Fast foward to 2013: the Phils, likely on the outskirts of the playoff race, sit behind the Nationals and Braves on paper for the upcoming season. Lohse, coming off a career year, is now 34 and very available as Spring Training starts. The Phillies are relying on Kyle Kendrick to replicate his strong 2012 second half and John Lannan to pitch as well as he does against everyone not named the Phillies. Neither are huge stretches but neither are slam dunks either in a year where the Phillies seem to have everything but certainty. The question that nobody is asking is: with Lohse still available, should the Phillies pick up the phone and call?
The Positives
Lohse seemed to make a giant leap in 2012, going from above average to very good, building on what was an excellent 2011. For Lohse, command of his 88-90 MPH fastball is key and that’s where most of his improvements came. Lohse is more of a contact pitcher but saw real improvement in missing bats (-1.6% drop in contact on pitches in the strike zone, -1.3% drop in contact on pitches outside of the strikezone). For the second straight year, over 50% of his pitches were in the strikezone.

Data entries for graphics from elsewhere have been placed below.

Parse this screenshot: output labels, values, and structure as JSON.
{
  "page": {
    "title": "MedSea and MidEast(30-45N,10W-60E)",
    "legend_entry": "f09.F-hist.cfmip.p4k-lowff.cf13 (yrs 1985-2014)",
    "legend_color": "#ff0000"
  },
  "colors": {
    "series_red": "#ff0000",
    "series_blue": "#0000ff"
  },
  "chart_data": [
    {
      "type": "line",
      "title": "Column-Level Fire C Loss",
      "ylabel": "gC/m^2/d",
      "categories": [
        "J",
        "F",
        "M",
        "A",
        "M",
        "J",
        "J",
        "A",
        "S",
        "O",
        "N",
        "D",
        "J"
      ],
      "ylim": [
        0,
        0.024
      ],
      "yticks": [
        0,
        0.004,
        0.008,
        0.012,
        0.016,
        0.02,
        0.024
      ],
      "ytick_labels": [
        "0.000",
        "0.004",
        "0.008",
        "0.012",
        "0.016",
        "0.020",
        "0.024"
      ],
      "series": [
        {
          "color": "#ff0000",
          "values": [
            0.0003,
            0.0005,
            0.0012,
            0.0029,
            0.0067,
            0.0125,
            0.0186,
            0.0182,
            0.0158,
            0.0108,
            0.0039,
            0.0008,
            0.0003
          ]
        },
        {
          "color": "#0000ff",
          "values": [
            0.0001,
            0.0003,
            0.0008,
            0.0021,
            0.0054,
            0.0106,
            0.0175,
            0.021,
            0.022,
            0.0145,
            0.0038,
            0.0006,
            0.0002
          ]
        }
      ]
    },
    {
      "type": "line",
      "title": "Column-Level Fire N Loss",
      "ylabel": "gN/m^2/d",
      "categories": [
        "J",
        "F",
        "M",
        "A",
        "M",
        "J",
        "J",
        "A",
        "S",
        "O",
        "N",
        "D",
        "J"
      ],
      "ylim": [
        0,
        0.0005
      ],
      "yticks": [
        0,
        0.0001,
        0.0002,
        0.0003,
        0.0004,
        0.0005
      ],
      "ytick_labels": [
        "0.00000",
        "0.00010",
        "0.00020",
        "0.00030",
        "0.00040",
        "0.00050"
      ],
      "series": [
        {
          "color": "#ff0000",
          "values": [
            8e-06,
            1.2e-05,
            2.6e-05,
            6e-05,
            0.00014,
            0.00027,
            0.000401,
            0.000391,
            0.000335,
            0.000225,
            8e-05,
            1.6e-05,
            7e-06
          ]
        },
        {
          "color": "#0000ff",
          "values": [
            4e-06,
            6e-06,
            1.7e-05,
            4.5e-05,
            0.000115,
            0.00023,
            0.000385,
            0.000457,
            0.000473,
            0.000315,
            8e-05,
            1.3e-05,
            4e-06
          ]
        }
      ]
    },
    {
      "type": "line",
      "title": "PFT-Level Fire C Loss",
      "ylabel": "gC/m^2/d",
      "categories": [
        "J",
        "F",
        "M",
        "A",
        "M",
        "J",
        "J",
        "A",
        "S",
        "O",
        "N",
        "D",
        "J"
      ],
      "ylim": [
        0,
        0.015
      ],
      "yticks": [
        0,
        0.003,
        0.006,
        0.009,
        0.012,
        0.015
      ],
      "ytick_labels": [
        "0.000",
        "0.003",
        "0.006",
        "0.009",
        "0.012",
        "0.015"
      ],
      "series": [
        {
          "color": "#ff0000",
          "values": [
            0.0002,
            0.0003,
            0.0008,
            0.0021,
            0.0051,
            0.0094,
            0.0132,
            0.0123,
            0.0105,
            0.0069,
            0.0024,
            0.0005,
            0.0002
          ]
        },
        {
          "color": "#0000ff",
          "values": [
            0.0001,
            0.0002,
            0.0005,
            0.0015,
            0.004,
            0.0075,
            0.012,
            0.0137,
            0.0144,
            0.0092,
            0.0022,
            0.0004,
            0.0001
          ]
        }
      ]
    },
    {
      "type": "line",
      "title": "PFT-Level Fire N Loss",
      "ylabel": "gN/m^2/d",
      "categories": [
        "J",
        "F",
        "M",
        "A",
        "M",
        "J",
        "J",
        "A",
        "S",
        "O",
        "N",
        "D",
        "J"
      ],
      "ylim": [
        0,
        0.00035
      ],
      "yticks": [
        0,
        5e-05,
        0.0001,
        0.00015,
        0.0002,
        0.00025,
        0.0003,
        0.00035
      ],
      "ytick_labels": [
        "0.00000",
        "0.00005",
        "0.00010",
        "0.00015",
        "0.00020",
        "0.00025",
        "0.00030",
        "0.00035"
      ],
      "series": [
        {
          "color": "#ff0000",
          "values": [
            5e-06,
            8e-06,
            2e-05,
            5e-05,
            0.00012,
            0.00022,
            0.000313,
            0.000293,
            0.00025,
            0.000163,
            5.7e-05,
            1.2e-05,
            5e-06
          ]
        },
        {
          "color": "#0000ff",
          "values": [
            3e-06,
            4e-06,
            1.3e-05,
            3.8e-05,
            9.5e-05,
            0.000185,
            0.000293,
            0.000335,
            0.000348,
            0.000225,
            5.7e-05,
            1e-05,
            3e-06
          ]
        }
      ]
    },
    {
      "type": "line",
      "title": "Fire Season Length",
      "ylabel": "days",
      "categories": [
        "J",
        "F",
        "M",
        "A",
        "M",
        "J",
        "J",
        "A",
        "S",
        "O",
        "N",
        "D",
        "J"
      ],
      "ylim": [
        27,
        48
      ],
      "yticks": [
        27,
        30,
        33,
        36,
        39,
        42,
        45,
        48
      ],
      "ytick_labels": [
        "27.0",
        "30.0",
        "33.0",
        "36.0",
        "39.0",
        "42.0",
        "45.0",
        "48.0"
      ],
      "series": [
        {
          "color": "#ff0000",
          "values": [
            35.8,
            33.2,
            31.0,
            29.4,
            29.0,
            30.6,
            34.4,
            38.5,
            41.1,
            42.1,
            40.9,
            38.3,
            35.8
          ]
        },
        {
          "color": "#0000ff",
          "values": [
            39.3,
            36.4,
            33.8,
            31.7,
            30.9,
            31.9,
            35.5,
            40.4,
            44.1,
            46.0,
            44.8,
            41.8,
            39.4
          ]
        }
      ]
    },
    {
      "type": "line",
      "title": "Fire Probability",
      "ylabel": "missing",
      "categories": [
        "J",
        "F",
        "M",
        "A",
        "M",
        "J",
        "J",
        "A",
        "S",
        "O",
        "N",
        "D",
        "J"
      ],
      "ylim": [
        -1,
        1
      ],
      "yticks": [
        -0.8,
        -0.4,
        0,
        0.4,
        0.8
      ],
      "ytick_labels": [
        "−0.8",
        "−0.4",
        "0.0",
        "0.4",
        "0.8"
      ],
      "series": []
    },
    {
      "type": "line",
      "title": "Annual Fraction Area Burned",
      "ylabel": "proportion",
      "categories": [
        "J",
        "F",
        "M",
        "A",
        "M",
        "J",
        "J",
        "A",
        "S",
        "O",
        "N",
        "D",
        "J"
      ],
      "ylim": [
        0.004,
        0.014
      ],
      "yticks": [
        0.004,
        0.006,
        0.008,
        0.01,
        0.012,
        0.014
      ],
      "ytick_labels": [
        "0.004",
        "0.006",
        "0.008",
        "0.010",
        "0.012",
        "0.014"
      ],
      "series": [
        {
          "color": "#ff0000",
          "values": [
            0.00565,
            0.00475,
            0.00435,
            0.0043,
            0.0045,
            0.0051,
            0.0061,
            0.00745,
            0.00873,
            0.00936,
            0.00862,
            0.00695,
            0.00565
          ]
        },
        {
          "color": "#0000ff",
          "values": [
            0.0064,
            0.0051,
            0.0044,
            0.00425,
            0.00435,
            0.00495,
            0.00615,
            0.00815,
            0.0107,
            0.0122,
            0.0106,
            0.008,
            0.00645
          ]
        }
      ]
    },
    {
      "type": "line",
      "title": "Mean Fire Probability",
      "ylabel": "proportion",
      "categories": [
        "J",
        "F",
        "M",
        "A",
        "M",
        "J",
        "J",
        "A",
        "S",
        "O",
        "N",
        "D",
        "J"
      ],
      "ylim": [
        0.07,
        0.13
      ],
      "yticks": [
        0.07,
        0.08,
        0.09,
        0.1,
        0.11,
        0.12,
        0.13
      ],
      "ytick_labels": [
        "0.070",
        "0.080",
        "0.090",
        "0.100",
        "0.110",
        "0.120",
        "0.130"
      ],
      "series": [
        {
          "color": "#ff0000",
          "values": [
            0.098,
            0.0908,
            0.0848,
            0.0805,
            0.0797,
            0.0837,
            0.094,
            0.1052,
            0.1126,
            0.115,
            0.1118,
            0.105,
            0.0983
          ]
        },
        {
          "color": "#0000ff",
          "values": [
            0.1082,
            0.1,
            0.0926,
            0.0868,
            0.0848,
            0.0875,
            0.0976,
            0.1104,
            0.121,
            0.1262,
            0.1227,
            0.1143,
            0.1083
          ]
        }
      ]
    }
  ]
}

The pitch that has hurt Lohse the most is his curveball, which sits between 74-76 MPH. In 2010, Lohse threw a curve 9.6% of the time and had a 6.55 ERA; in 2012, Lohse threw it just 4.4% of the time and had a 2.86 ERA. The drop in ERA is not completely related to his reduction of the use of the curve, but mixed with his improvement of locating his fastball and his reliable slider, Lohse was able to find the strikezone more effectively which absolutely did help his ERA. His skillsets are improving in ways you’d expect pitchers over 30 to do and there has not been a precipitous decline in his velocity. His risks associated to aging are smaller than most and isn’t a large threat to injury.
The Negatives
Can the Phillies even afford Lohse? Highly unlikely. There are not a whole lot of rumored numbers for Lohse but his last contract was around five years, $34 million, ~$7 million a year. After the career year he just had, he’s likely looking to settle for nothing short of $10-14 million a year. At this point in free agency, Lohse may look to settle for something for less years but a bigger annual value, which would actually decrease the Phillies’ chances of signing him even more.

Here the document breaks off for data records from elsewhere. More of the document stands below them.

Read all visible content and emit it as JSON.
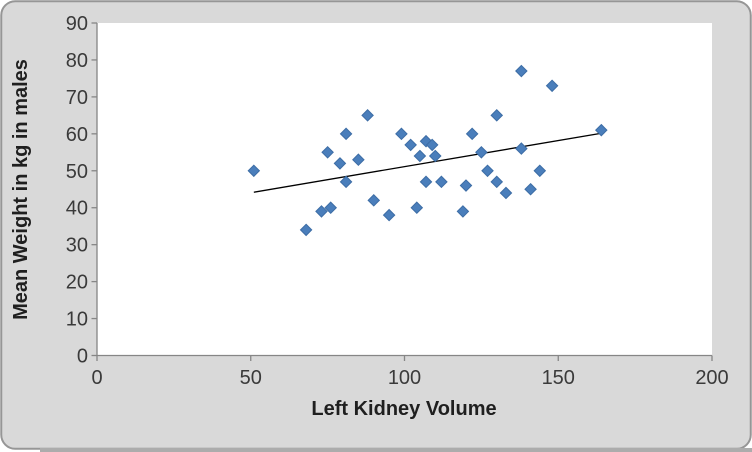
{
  "chart_data": {
    "type": "scatter",
    "title": "",
    "xlabel": "Left Kidney Volume",
    "ylabel": "Mean Weight in kg in males",
    "xlim": [
      0,
      200
    ],
    "ylim": [
      0,
      90
    ],
    "xticks": [
      0,
      50,
      100,
      150,
      200
    ],
    "yticks": [
      0,
      10,
      20,
      30,
      40,
      50,
      60,
      70,
      80,
      90
    ],
    "grid": false,
    "legend": false,
    "marker": "diamond",
    "points": [
      [
        51,
        50
      ],
      [
        68,
        34
      ],
      [
        73,
        39
      ],
      [
        75,
        55
      ],
      [
        76,
        40
      ],
      [
        79,
        52
      ],
      [
        81,
        47
      ],
      [
        81,
        60
      ],
      [
        85,
        53
      ],
      [
        88,
        65
      ],
      [
        90,
        42
      ],
      [
        95,
        38
      ],
      [
        99,
        60
      ],
      [
        102,
        57
      ],
      [
        104,
        40
      ],
      [
        105,
        54
      ],
      [
        107,
        47
      ],
      [
        107,
        58
      ],
      [
        109,
        57
      ],
      [
        110,
        54
      ],
      [
        112,
        47
      ],
      [
        119,
        39
      ],
      [
        120,
        46
      ],
      [
        122,
        60
      ],
      [
        125,
        55
      ],
      [
        127,
        50
      ],
      [
        130,
        47
      ],
      [
        130,
        65
      ],
      [
        133,
        44
      ],
      [
        138,
        56
      ],
      [
        138,
        77
      ],
      [
        141,
        45
      ],
      [
        144,
        50
      ],
      [
        148,
        73
      ],
      [
        164,
        61
      ]
    ],
    "trendline": {
      "x1": 51,
      "y1": 44.2,
      "x2": 165,
      "y2": 60.3
    }
  },
  "colors": {
    "chart_bg": "#D9D9D9",
    "plot_bg": "#FFFFFF",
    "frame_stroke": "#969696",
    "bottom_edge": "#ACACAC",
    "axis": "#868686",
    "marker_fill": "#4A7EBB",
    "marker_edge": "#3D6DA5",
    "trend_color": "#000000"
  }
}
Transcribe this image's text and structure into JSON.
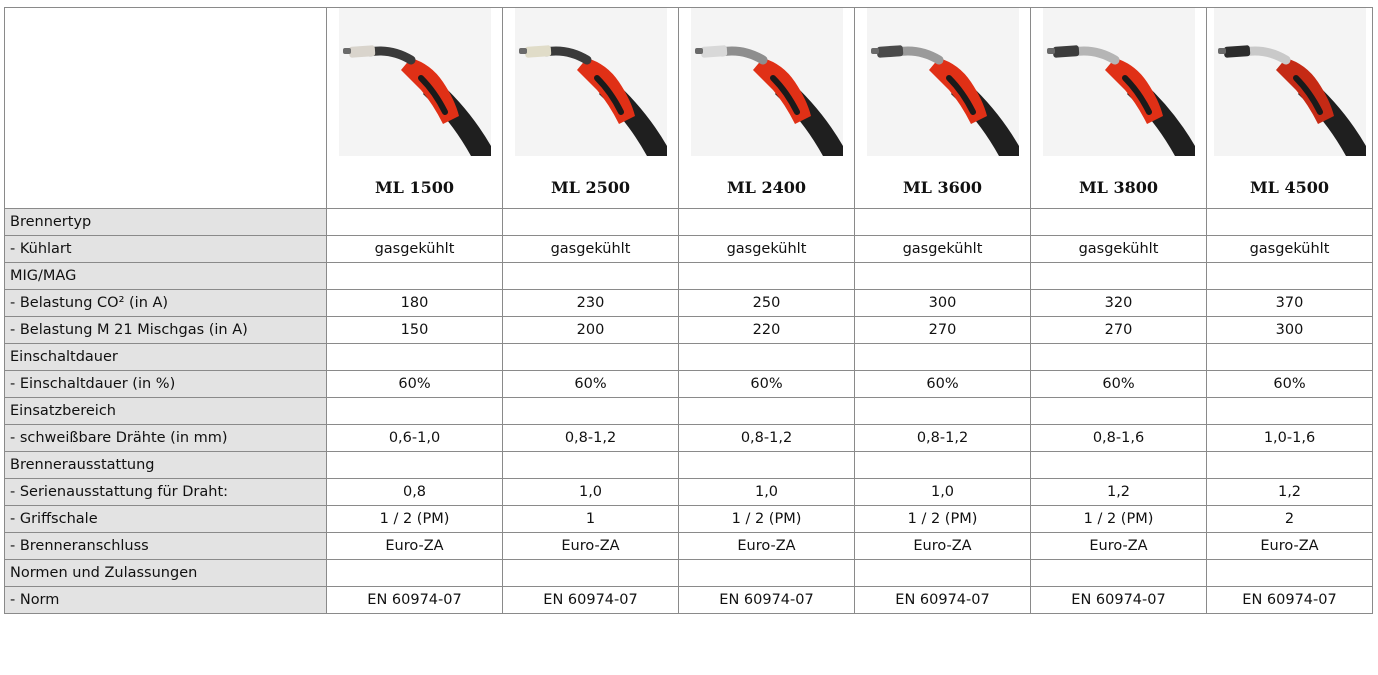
{
  "products": [
    {
      "name": "ML 1500",
      "torch": {
        "accent": "#e03016",
        "neck": "#3a3a3a",
        "tip": "#d9d4cc"
      }
    },
    {
      "name": "ML 2500",
      "torch": {
        "accent": "#e03016",
        "neck": "#3a3a3a",
        "tip": "#e0dcc8"
      }
    },
    {
      "name": "ML 2400",
      "torch": {
        "accent": "#e03016",
        "neck": "#8e8e8e",
        "tip": "#d8d8d8"
      }
    },
    {
      "name": "ML 3600",
      "torch": {
        "accent": "#e03016",
        "neck": "#9a9a9a",
        "tip": "#4a4a4a"
      }
    },
    {
      "name": "ML 3800",
      "torch": {
        "accent": "#e03016",
        "neck": "#b5b5b5",
        "tip": "#3c3c3c"
      }
    },
    {
      "name": "ML 4500",
      "torch": {
        "accent": "#c52a15",
        "neck": "#c9c9c9",
        "tip": "#2c2c2c"
      }
    }
  ],
  "rows": [
    {
      "label": "Brennertyp",
      "values": [
        "",
        "",
        "",
        "",
        "",
        ""
      ]
    },
    {
      "label": "- Kühlart",
      "values": [
        "gasgekühlt",
        "gasgekühlt",
        "gasgekühlt",
        "gasgekühlt",
        "gasgekühlt",
        "gasgekühlt"
      ]
    },
    {
      "label": "MIG/MAG",
      "values": [
        "",
        "",
        "",
        "",
        "",
        ""
      ]
    },
    {
      "label": "- Belastung CO² (in A)",
      "values": [
        "180",
        "230",
        "250",
        "300",
        "320",
        "370"
      ]
    },
    {
      "label": "- Belastung M 21 Mischgas (in A)",
      "values": [
        "150",
        "200",
        "220",
        "270",
        "270",
        "300"
      ]
    },
    {
      "label": "Einschaltdauer",
      "values": [
        "",
        "",
        "",
        "",
        "",
        ""
      ]
    },
    {
      "label": "- Einschaltdauer (in %)",
      "values": [
        "60%",
        "60%",
        "60%",
        "60%",
        "60%",
        "60%"
      ]
    },
    {
      "label": "Einsatzbereich",
      "values": [
        "",
        "",
        "",
        "",
        "",
        ""
      ]
    },
    {
      "label": "- schweißbare Drähte (in mm)",
      "values": [
        "0,6-1,0",
        "0,8-1,2",
        "0,8-1,2",
        "0,8-1,2",
        "0,8-1,6",
        "1,0-1,6"
      ]
    },
    {
      "label": "Brennerausstattung",
      "values": [
        "",
        "",
        "",
        "",
        "",
        ""
      ]
    },
    {
      "label": "- Serienausstattung für Draht:",
      "values": [
        "0,8",
        "1,0",
        "1,0",
        "1,0",
        "1,2",
        "1,2"
      ]
    },
    {
      "label": "- Griffschale",
      "values": [
        "1 / 2 (PM)",
        "1",
        "1 / 2 (PM)",
        "1 / 2 (PM)",
        "1 / 2 (PM)",
        "2"
      ]
    },
    {
      "label": "- Brenneranschluss",
      "values": [
        "Euro-ZA",
        "Euro-ZA",
        "Euro-ZA",
        "Euro-ZA",
        "Euro-ZA",
        "Euro-ZA"
      ]
    },
    {
      "label": "Normen und Zulassungen",
      "values": [
        "",
        "",
        "",
        "",
        "",
        ""
      ]
    },
    {
      "label": "-  Norm",
      "values": [
        "EN 60974-07",
        "EN 60974-07",
        "EN 60974-07",
        "EN 60974-07",
        "EN 60974-07",
        "EN 60974-07"
      ]
    }
  ]
}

Secondly, the fan perception of adding someone for big bucks who is 34 to a team who already among the oldest in the Majors is not likely a road the front office wants to go down. The Phillies can do a lot worse than Kendrick and Lannan was on my radar since day one when the Nats non-tendered him.
Third, will Lohse even be that much of an improvement over Kendrick or Lannan? Based on projections, Lohse would net the Phillies a net gain of about one win replacing either of those pitchers. The Steamer projections at FanGraphs have Lannan worth 1.3 fWAR and Kendrick worth 1.4 WAR in 2013 while they have Lohse at 2.2 WAR. Is the gap between those pitchers worth adding $10-14 million plus the extra $5-7 million in luxury tax payments? Probably not.
Finally, despite the Mets best efforts to dance around the compensation rules when talking to Michael Bourn, Lohse, as a Type-A Free Agent, is still tied to the Phillies draft choice in 2013. If Lohse is still around after the 2013 Draft, then any team can sign him without compensation penalty, but that possibility is best very, very slim and at worst non-existent.
Lohse is absolutely a fine middle of the rotation starter and it is puzzling why he is available into Spring Training but the Phillies should not make a call to him: he’s too expensive and he’s not much better than what they already have.